La capacité de produire une argumentation convaincante reliant faits et théories pour défendre ou réfuter un point de vue est un élément essentielle. Pour de nombreux auteurs, comme M.C. Linn, les processus spécifiquement mis en jeux dans l'argumentation [1] sont :
- l'identification des idées et des preuves à propos d'un phénomène;
- la construction un point de vue et son étayage avec des faits et des preuves;
- l'évaluation de la pertinence d'un point de vue selon divers critères;
- la révision d'un point de vue, suite à l'introduction de nouveaux faits.
Artefacts technologiques soutenant la production d'une argumentation
Baker défend la pratique du dialogue comme processus d'apprentissage en développant des interfaces spécifiques pour structurer l'activité d'argumentation (C Chene, Damocles, DREW). Cette structuration de l'interface vise à favoriser l’émergence d’interactions épistémiques sur des notions scientifiques. Les interactions sont considérées comme les traces de la construction même des connaissances (Baker 2002, 2004).
Il existe une large palette d'outils synchrone et asynchrone existe pour soutenir des étudiants engagés dans un dialogue argumentatif.
Ces outils cognitifs ont comme point commun d'enrichir et d'organiser ce que C. Golder nomme l'espace de production du discours argumentatif et d'apporter une avantage attendu. Citons:
- Les forums, qui permettent une participation plus équitable, et offre plus de temps pour poser les idées et élaborer les arguments
- Les outils de communication synchrones, qui permettent un engagement collaboratif plus intense, offre une meilleure aide à une construction conjointe, mais à le désavantage d'engendrer plus de pression sur les participants
- Les wikis, carte conceptuelle, qui facilitent la comparaison et l'élaboration fine des arguments et leur juxtaposition.
- Les environnements d'informations enrichi (par ex BSD), très utiles lorsque le contenu du domaine est moins bien maitrisé.
- Les script et outils d"awarness", qui proposent des feedback rapides aux participants.
Définition et enjeux
Les étudiants sont confrontés au discours argumentatif de deux manières:
- Dans le cadre de l'apprentissage formel, le texte est la source primaire d'information. Les apprenants sont amenés à changer ou faire évoluer leurs conceptions sur divers sujets à partir de textes qui "fonctionnent" grâce à un contenu de qualité et une structuration rigoureuse.
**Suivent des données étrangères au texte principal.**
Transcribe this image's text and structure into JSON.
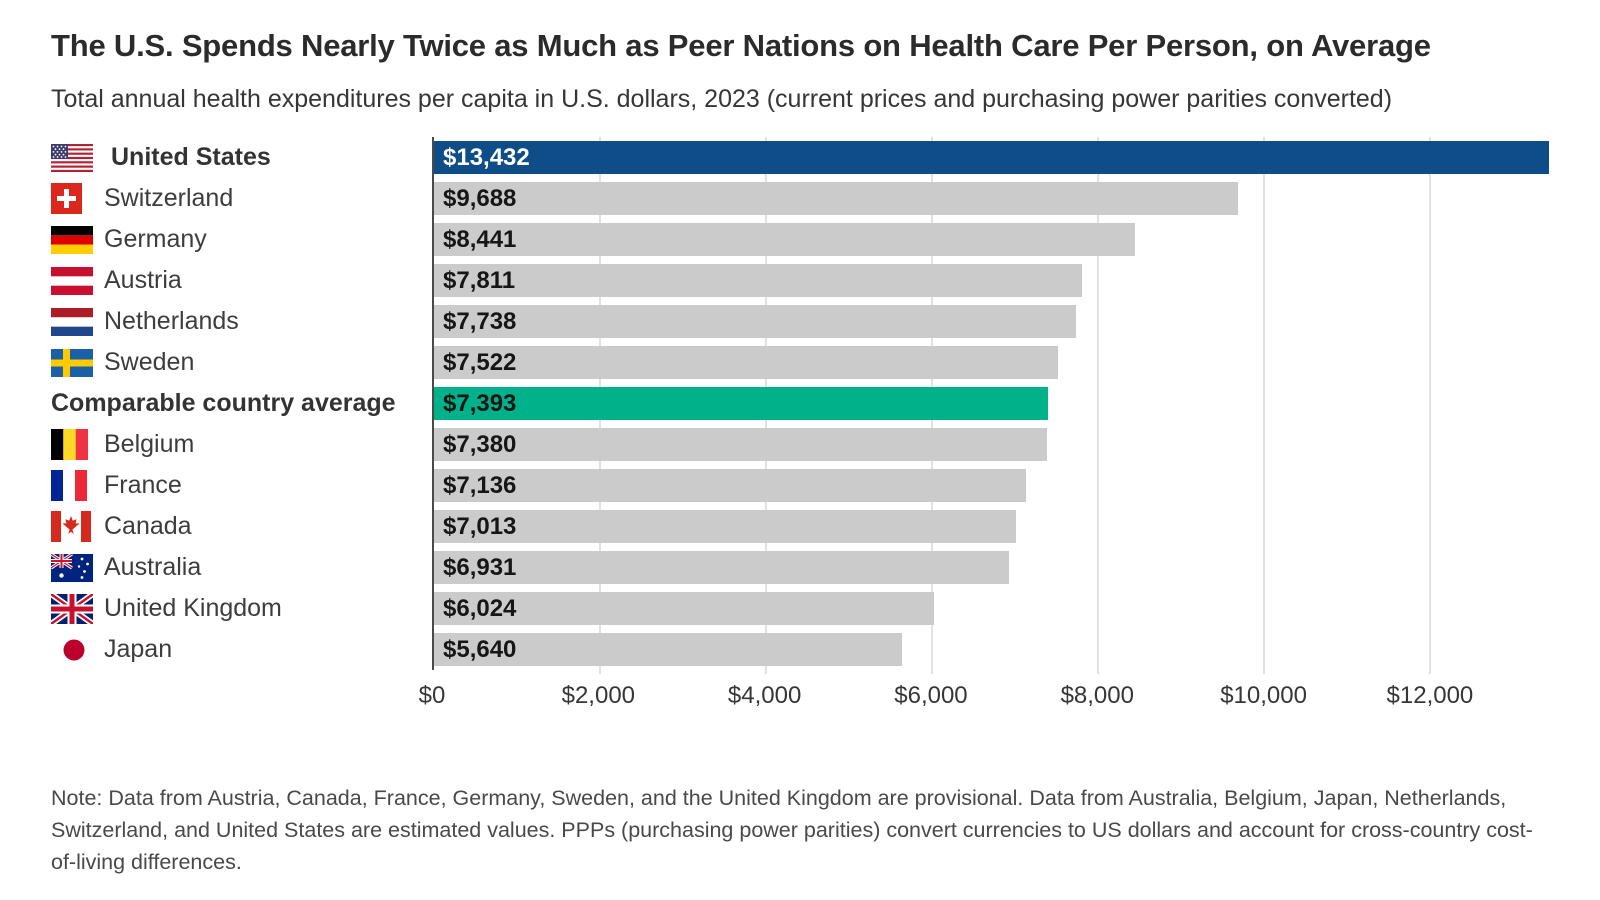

- Pour juger de la qualité de l'intégration des connaissances, on leur demande de produire, seul ou collectivement, des discours argumentatifs. En sciences, il leur est demandé de répondre à des questions, de produire des idées, d'identifier des preuves, d'articuler des points de vue divergents, d'intégrer des connaissances. Le regard évaluatif porte sur le contenu disciplinaire, mais également sur la structure de l'argumentation. La pratique de l'argumentation porte en elle un but épistémique sur la nature de la production du savoir scientifique
L'évaluation d'une production argumentative nécessite de distinguer la qualité de l'argumentation (en terme de structure et de processus) et la qualité des arguments (en terme de contenu). Trois points de vue sur la question nous permet de juger de la difficulté de cet exercice.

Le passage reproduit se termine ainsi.